En 1947 j’avais onze ans et passionné, j’écoutais (en cachette) les arrivées des étapes avec les commentaires de Georges Briquet. Je rêvais des exploits d’Edouard Fachleitner, LucienTeisseire, Pierre Brambilla et j’espérais la victoire de René Vietto… Ce fut Jean Robic !

Pendant mes années collège, je suivais toujours le tour et chaque semaine j’achetais MIROIR-SPRINT et les numéros spéciaux d’après tour. Je connaissais tout des victoires de Bartali, Coppi, Kubler, Koblet jusqu’au fameux triplé de Louison Bobet. Je ne ratais pas la réunion d’après tour sur la piste du stade Gesset à Saint-Amand-Montrond où les vedettes du Tour se frottaient aux champions locaux.

Je suivais les résultats des coureurs berrichons depuis l’échappée record d’André Bourlon[1] en 1947 lors de l’étape Carcassone-Luchon, Georges Meunier, Jean Graczyck, Jean Marie Cieleska, Marcel Dussault jusqu’à Roger Walkowiak[2].

Je rêvais de vélo. Je m’arrêtais souvent devant la devanture des cycles Desdions où était exposé un magnifique vélo Stella (la marque de Louison Bobet). Je transformais mon vieux « clou » aux pneus demi-ballon, roue de 0,65 , en y ajoutant des cales-pieds et un guidon de course. Chaque matin j’enfourchais cet engin pour parcourir les 8 kms qui me séparaient du collège, 15 minutes, 32 km/heure…

A midi après le repas, avant de retourner au collège je passais par la terrasse d’un café où se rassemblaient les coureurs du club local.
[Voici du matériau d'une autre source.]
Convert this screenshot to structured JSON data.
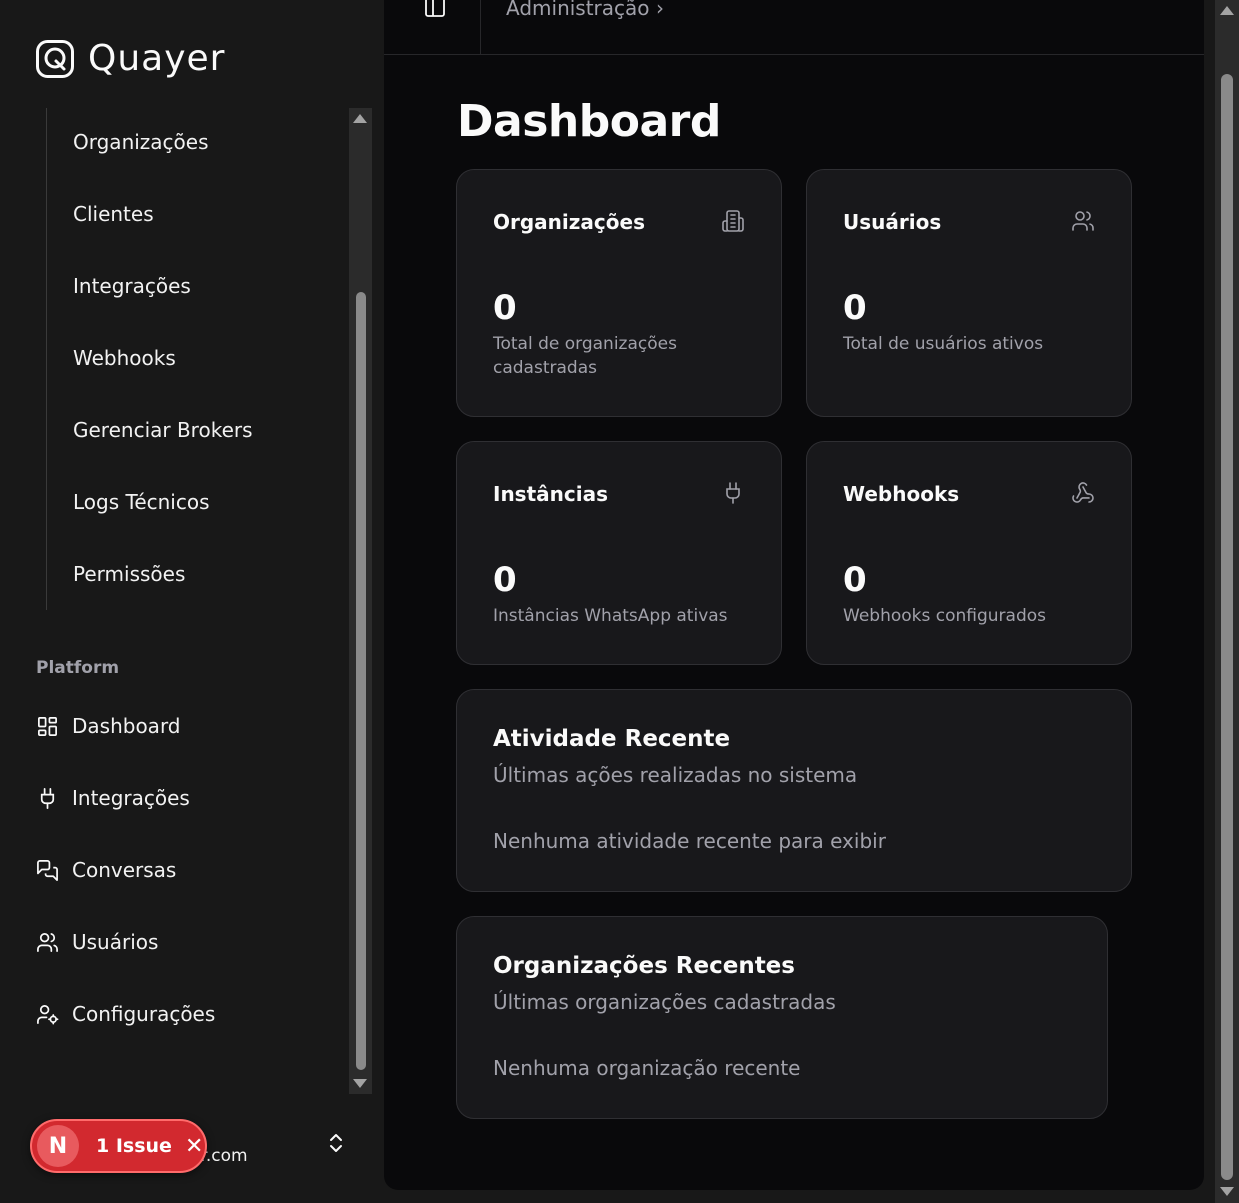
{
  "sidebar": {
    "brand": "Quayer",
    "sub_items": [
      {
        "label": "Organizações"
      },
      {
        "label": "Clientes"
      },
      {
        "label": "Integrações"
      },
      {
        "label": "Webhooks"
      },
      {
        "label": "Gerenciar Brokers"
      },
      {
        "label": "Logs Técnicos"
      },
      {
        "label": "Permissões"
      }
    ],
    "section_label": "Platform",
    "nav_items": [
      {
        "label": "Dashboard",
        "icon": "layout-dashboard-icon"
      },
      {
        "label": "Integrações",
        "icon": "plug-icon"
      },
      {
        "label": "Conversas",
        "icon": "messages-icon"
      },
      {
        "label": "Usuários",
        "icon": "users-icon"
      },
      {
        "label": "Configurações",
        "icon": "user-cog-icon"
      }
    ],
    "user_email_visible": "er.com"
  },
  "issue_badge": {
    "initial": "N",
    "label": "1 Issue",
    "close": "✕",
    "color": "#d2292f"
  },
  "header": {
    "breadcrumb": "Administração",
    "separator": "›"
  },
  "page": {
    "title": "Dashboard"
  },
  "stats": [
    {
      "title": "Organizações",
      "value": "0",
      "description": "Total de organizações cadastradas",
      "icon": "building-icon"
    },
    {
      "title": "Usuários",
      "value": "0",
      "description": "Total de usuários ativos",
      "icon": "users-icon"
    },
    {
      "title": "Instâncias",
      "value": "0",
      "description": "Instâncias WhatsApp ativas",
      "icon": "plug-icon"
    },
    {
      "title": "Webhooks",
      "value": "0",
      "description": "Webhooks configurados",
      "icon": "webhook-icon"
    }
  ],
  "recent_activity": {
    "title": "Atividade Recente",
    "subtitle": "Últimas ações realizadas no sistema",
    "empty": "Nenhuma atividade recente para exibir"
  },
  "recent_orgs": {
    "title": "Organizações Recentes",
    "subtitle": "Últimas organizações cadastradas",
    "empty": "Nenhuma organização recente"
  }
}
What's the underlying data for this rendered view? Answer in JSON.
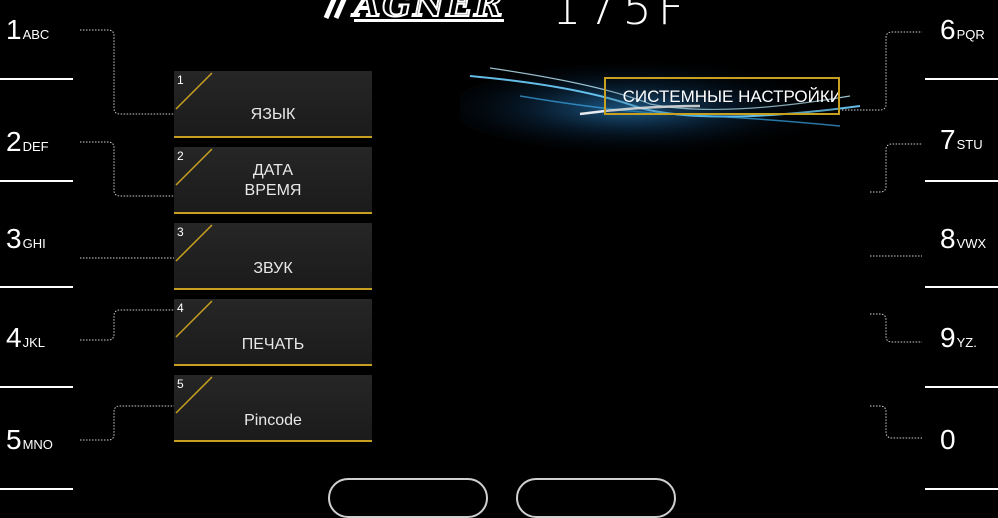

J’écoutais leurs commentaires, j’admirais leurs vélos…

Un vélo Stella

J’ai attendu d’avoir cinquante ans pour m’offrir un demi-course et à plus de 80 berges je m’arrête encore pour admirer une belle mécanique…

Si je regarde encore avec intérêt les arrivées d’étapes à la télé, le déroulement de la course écrasée par les tactiques d’équipes qui laissent peu de chance aux exploits solitaires et aux longues échappées, je ne connais plus les palmarès des cinquante derniers tours.

Si j’avais onze ans aujourd’hui, je n’aurais sûrement plus envie d’être coureur cycliste.

Bernard Larue


[1]    En 1947, André Bourlon a battu un record qui tient toujours aujourd’hui, celui de la plus longue échappée en solitaire dans le Tour de France, lors de l’étape Carcassonne-Luchon.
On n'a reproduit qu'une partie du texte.